Глаза Надира совсем превратились в щелки. Я даже подумал: интересно, он меня вообще видит или нет?
Надир взял меня под руку, отвел в сторону.
— Кыра, выпустат, у мэна там сваи луды ест. А я тэбэ двэсты тыш дам. Баксов.
— И бесплатный БТР до Антальи? Не, Надир, мне, конечно, приятно, что ты так высоко меня ценишь, но не переоценивай ни меня, ни своих людей там, в Москве. Денег не возьму, и не потому что весь из себя такой честный, просто, ты только не обижайся, я потом от них всю жизнь не отхаркаюсь. Крови многовато, понимаешь? И на людей своих не рассчитывай — ничего они не смогут. Не те времена. Сейчас за вас плотно взялись.
Надир молчал. Мне даже показалось, что я его убедил.
— Давай так договоримся. Я сделаю репортаж, ну, такой, телефонный, расскажу о сегодняшних событиях и своими словами изложу, что Надир-шах Хачилаев требует того-то и того-то. Но формулировки, извини, сам подберу.
— Нэхарашо. Падумают, что я сдрэйфыл.
— Тебе что важнее — что подумают или мирных спасти? Все, я пошел.
Направился к дому. Спиной чувствовал взгляд Надира. Кажется, дружба кончилась.
— Стасик, пошли, сеанс связи. Ставь антенну.
Спустился в подвал и передал репортаж о сегодняшнем обстреле и неудачной атаке федералов. В конце сообщил, что Надир-шах Хачилаев требует свободного коридора для выхода женщин и детей. И ни слова о прекращении варварских бомбардировок.
— Стас, давай на крышу — снимай антенну, пока не началось.
Через десять минут обрушилось небо.
Эту ночь мы все провели в подвале. Я не мог не отдать должное искусству местных (или не местных?) инженеров. Если здесь везде такие подвалы, взять эту крепость будет очень трудно.
Можно сколько угодно долбить эти села, сровнять их с землей, но когда федералы пойдут в атаку, боевики вылезут из таких вот укрытий целыми и невредимыми и встретят их с высот плотным огнем. А потом опять залезут в норы. Так что без больших потерь тут не обойтись.
6–9 сентября 1999 года. Карамахи.Федералы все-таки дали коридор для женщин и детей. Но Барият не пошла. Я пытался уговаривать. Приказывать. Бесполезно. Не такие уж они и покорные, эти восточные женщины. «Я буду с тобой. Или вместе уходим, или вместе остаемся». И точка.
Подвальная жизнь. Федералы не дают поднять головы. Долбят и долбят. Авиация и артиллерия. Иногда, правда, бывали перерывы.

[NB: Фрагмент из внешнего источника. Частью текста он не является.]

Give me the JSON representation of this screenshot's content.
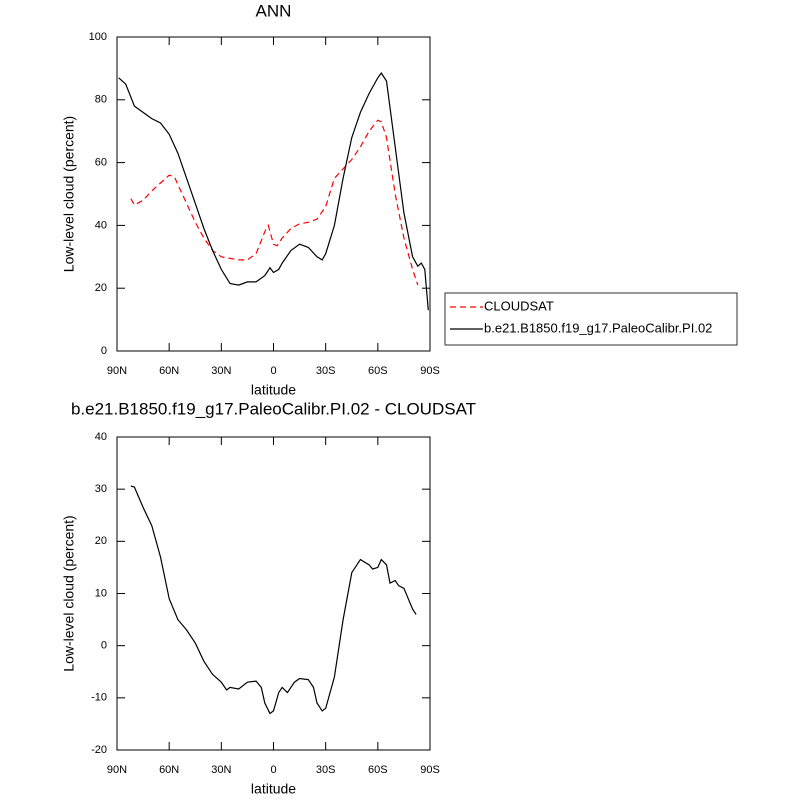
{
  "chart_data": [
    {
      "type": "line",
      "title": "ANN",
      "xlabel": "latitude",
      "ylabel": "Low-level cloud (percent)",
      "xlim": [
        90,
        -90
      ],
      "xticks": [
        {
          "value": 90,
          "label": "90N"
        },
        {
          "value": 60,
          "label": "60N"
        },
        {
          "value": 30,
          "label": "30N"
        },
        {
          "value": 0,
          "label": "0"
        },
        {
          "value": -30,
          "label": "30S"
        },
        {
          "value": -60,
          "label": "60S"
        },
        {
          "value": -90,
          "label": "90S"
        }
      ],
      "ylim": [
        0,
        100
      ],
      "yticks": [
        0,
        20,
        40,
        60,
        80,
        100
      ],
      "legend": "right",
      "series": [
        {
          "name": "CLOUDSAT",
          "color": "#ff0000",
          "linestyle": "dashed",
          "x": [
            82,
            80,
            75,
            70,
            65,
            60,
            57,
            55,
            50,
            45,
            40,
            35,
            30,
            25,
            20,
            15,
            10,
            5,
            3,
            0,
            -2,
            -5,
            -10,
            -15,
            -20,
            -25,
            -30,
            -35,
            -40,
            -45,
            -50,
            -55,
            -60,
            -62,
            -65,
            -70,
            -75,
            -80,
            -83
          ],
          "values": [
            48.5,
            46.5,
            48,
            51,
            53.5,
            56,
            55.5,
            53,
            47,
            41,
            36,
            32,
            30,
            29.5,
            29,
            29,
            31,
            38,
            40,
            34,
            33.5,
            36,
            39,
            40.5,
            41,
            42,
            46,
            55,
            58,
            61,
            65,
            70,
            73.5,
            73,
            68,
            50,
            36,
            26,
            21
          ]
        },
        {
          "name": "b.e21.B1850.f19_g17.PaleoCalibr.PI.02",
          "color": "#000000",
          "linestyle": "solid",
          "x": [
            89,
            85,
            80,
            75,
            70,
            65,
            60,
            55,
            50,
            45,
            40,
            35,
            30,
            25,
            20,
            15,
            10,
            5,
            2,
            0,
            -3,
            -5,
            -10,
            -15,
            -20,
            -25,
            -28,
            -30,
            -35,
            -40,
            -45,
            -50,
            -55,
            -60,
            -62,
            -65,
            -70,
            -75,
            -80,
            -83,
            -85,
            -87,
            -89
          ],
          "values": [
            87,
            85,
            78,
            76,
            74,
            72.6,
            69,
            63,
            55,
            47,
            39,
            32,
            26,
            21.5,
            21,
            22,
            22,
            24,
            26.5,
            25,
            26,
            28,
            32,
            34,
            33,
            30,
            29,
            31,
            40,
            55,
            68,
            76,
            82,
            87,
            88.5,
            86,
            65,
            44,
            30,
            27,
            28,
            26,
            13
          ]
        }
      ]
    },
    {
      "type": "line",
      "title": "b.e21.B1850.f19_g17.PaleoCalibr.PI.02 - CLOUDSAT",
      "xlabel": "latitude",
      "ylabel": "Low-level cloud (percent)",
      "xlim": [
        90,
        -90
      ],
      "xticks": [
        {
          "value": 90,
          "label": "90N"
        },
        {
          "value": 60,
          "label": "60N"
        },
        {
          "value": 30,
          "label": "30N"
        },
        {
          "value": 0,
          "label": "0"
        },
        {
          "value": -30,
          "label": "30S"
        },
        {
          "value": -60,
          "label": "60S"
        },
        {
          "value": -90,
          "label": "90S"
        }
      ],
      "ylim": [
        -20,
        40
      ],
      "yticks": [
        -20,
        -10,
        0,
        10,
        20,
        30,
        40
      ],
      "series": [
        {
          "color": "#000000",
          "linestyle": "solid",
          "x": [
            82,
            80,
            75,
            70,
            65,
            60,
            55,
            50,
            45,
            40,
            35,
            30,
            27,
            25,
            20,
            15,
            10,
            7,
            5,
            2,
            0,
            -3,
            -5,
            -8,
            -12,
            -15,
            -20,
            -23,
            -25,
            -28,
            -30,
            -35,
            -40,
            -45,
            -50,
            -55,
            -57,
            -60,
            -62,
            -65,
            -67,
            -70,
            -72,
            -75,
            -80,
            -82
          ],
          "values": [
            30.6,
            30.4,
            26.5,
            23,
            17,
            9,
            5,
            3,
            0.5,
            -3,
            -5.5,
            -7,
            -8.5,
            -8,
            -8.3,
            -7,
            -6.8,
            -8,
            -11,
            -13,
            -12.5,
            -9,
            -8,
            -9,
            -7,
            -6.3,
            -6.5,
            -8,
            -11,
            -12.5,
            -12,
            -6,
            5,
            14,
            16.5,
            15.5,
            14.7,
            15,
            16.5,
            15.5,
            12,
            12.5,
            11.5,
            11,
            7,
            6
          ]
        }
      ]
    }
  ]
}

В одну из таких пауз примчался Джабраил — вручил рацию. Теперь мы могли получать дополнительную информацию.
Погода дрянная — то с утра зарядит дождь, промозгло, холодно, на улице грязь непролазная, зато авиация не работает, уже легче, по центру села артиллерия перестала работать. Можно на улицу вылезти, поработать. Только грязь достает — она повсюду: липнет на ноги, забивается в сапоги, проникает за шиворот, в уши, в нос, скрипит на зубах.
То выглянет солнце, и сразу — жара дикая. Кажется, вот сейчас все просохнет, можно будет передвигаться нормально. Но уже через десять минут — авианалет. Это уже приметой стало: если солнце, из подвала нос лучше не высовывать. Переждать, причем совсем немного, потому что минут через двадцать — снова дождь.

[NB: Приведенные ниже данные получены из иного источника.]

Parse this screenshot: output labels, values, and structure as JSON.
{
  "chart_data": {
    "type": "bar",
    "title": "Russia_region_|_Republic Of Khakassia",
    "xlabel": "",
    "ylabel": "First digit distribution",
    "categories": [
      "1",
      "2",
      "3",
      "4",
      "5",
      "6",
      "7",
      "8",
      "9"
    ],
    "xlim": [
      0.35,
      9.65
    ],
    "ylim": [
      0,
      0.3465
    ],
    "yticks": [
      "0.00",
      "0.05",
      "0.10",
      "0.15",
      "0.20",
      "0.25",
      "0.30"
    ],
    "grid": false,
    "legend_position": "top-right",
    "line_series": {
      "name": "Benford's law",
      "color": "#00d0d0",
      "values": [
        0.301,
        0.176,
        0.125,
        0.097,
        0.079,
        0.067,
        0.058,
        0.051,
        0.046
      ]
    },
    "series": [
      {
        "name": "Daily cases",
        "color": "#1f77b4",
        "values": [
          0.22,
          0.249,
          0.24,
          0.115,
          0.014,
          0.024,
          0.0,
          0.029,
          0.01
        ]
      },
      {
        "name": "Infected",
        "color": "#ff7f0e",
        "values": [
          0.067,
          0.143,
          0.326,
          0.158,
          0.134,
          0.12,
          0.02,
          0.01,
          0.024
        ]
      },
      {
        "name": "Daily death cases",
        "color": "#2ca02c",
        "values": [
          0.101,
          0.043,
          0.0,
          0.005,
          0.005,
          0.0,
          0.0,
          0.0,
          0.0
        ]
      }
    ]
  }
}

Однажды с Костиком доползли до передовой — окраины села. Я считал, что это неоправданный риск. Там ничего не происходит. Боев нет — только долбежка. Но надо же что-то делать.

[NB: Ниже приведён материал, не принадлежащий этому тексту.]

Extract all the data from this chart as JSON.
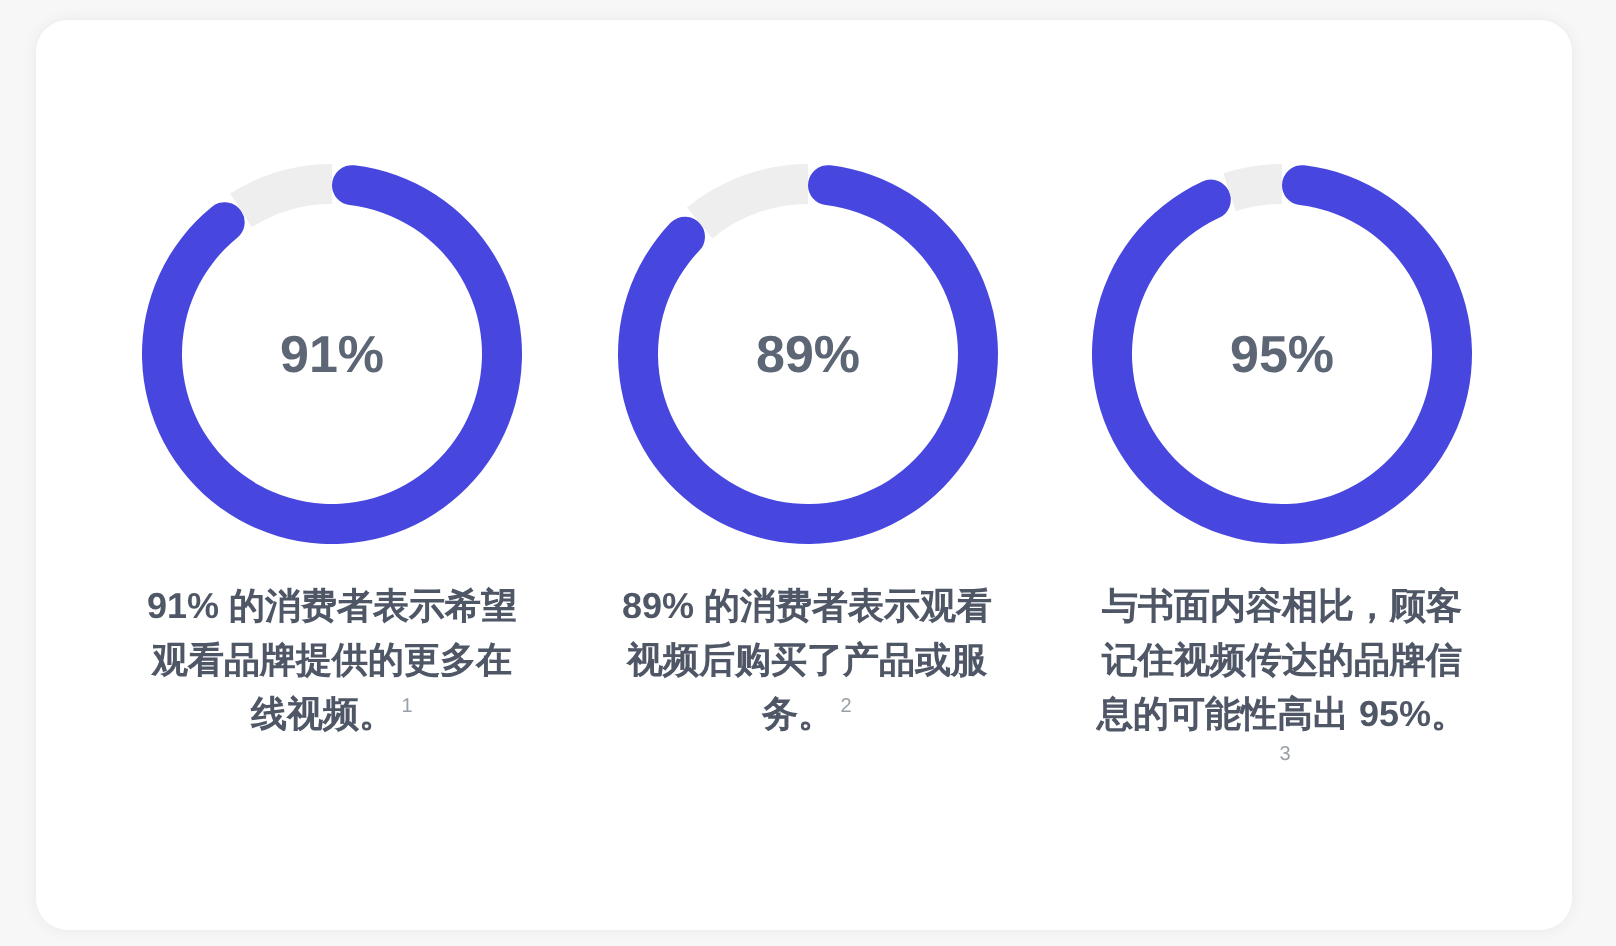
{
  "chart_data": [
    {
      "type": "donut",
      "categories": [
        null,
        null
      ],
      "values": [
        91,
        9
      ],
      "colors": [
        "#4747e0",
        "#eeeeee"
      ],
      "value_labels": [
        "91%",
        null
      ],
      "annotations": [
        "91% 的消费者表示希望观看品牌提供的更多在线视频。$^{1}$"
      ]
    },
    {
      "type": "donut",
      "categories": [
        null,
        null
      ],
      "values": [
        89,
        11
      ],
      "colors": [
        "#4747e0",
        "#eeeeee"
      ],
      "value_labels": [
        "89%",
        null
      ],
      "annotations": [
        "89% 的消费者表示观看视频后购买了产品或服务。$^{2}$"
      ]
    },
    {
      "type": "donut",
      "categories": [
        null,
        null
      ],
      "values": [
        95,
        5
      ],
      "colors": [
        "#4747e0",
        "#eeeeee"
      ],
      "value_labels": [
        "95%",
        null
      ],
      "annotations": [
        "与书面内容相比，顾客记住视频传达的品牌信息的可能性高出 95%。$^{3}$"
      ]
    }
  ]
}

Оказалось — не зря ползли.
Дождь лил как из ведра, все село во мраке, тяжелые свинцовые тучи, окружающие пейзажи укрыты то ли туманом, то ли висящими в воздухе мелкими каплями дождя.
Полное ощущение одиночества. Казалось, село вообще пустое — ни души. И вокруг пусто — на горных склонах, в ущельях только кусты, приземистые деревья и полевые цветы. Гуляй, если нравится гулять в такую погоду.
Но так только казалось.
Почти у самых крайних домов нас остановили. Высокий человек в турецком камуфляже, в бороде, с зеленой повязкой на лбу, у бедра автомат, в руке рация — все как положено:
— Э, дурузя, куда сабралыс?
— Да мы так, погулять.
Он внимательно посмотрел на меня. Во взгляде читались смешанные чувства — презрения, жалости, снисходительности. Они вообще редко говорят то, что думают. Быть может, это правильно. Они просто смотрят так, что собеседнику все понятно: «Что взять с этих русских придурков, вскормленных русскими мамочками, привыкших до седых волос прятаться за женскими юбками? Они же ни фига не понимают ни в жизни, ни в войне».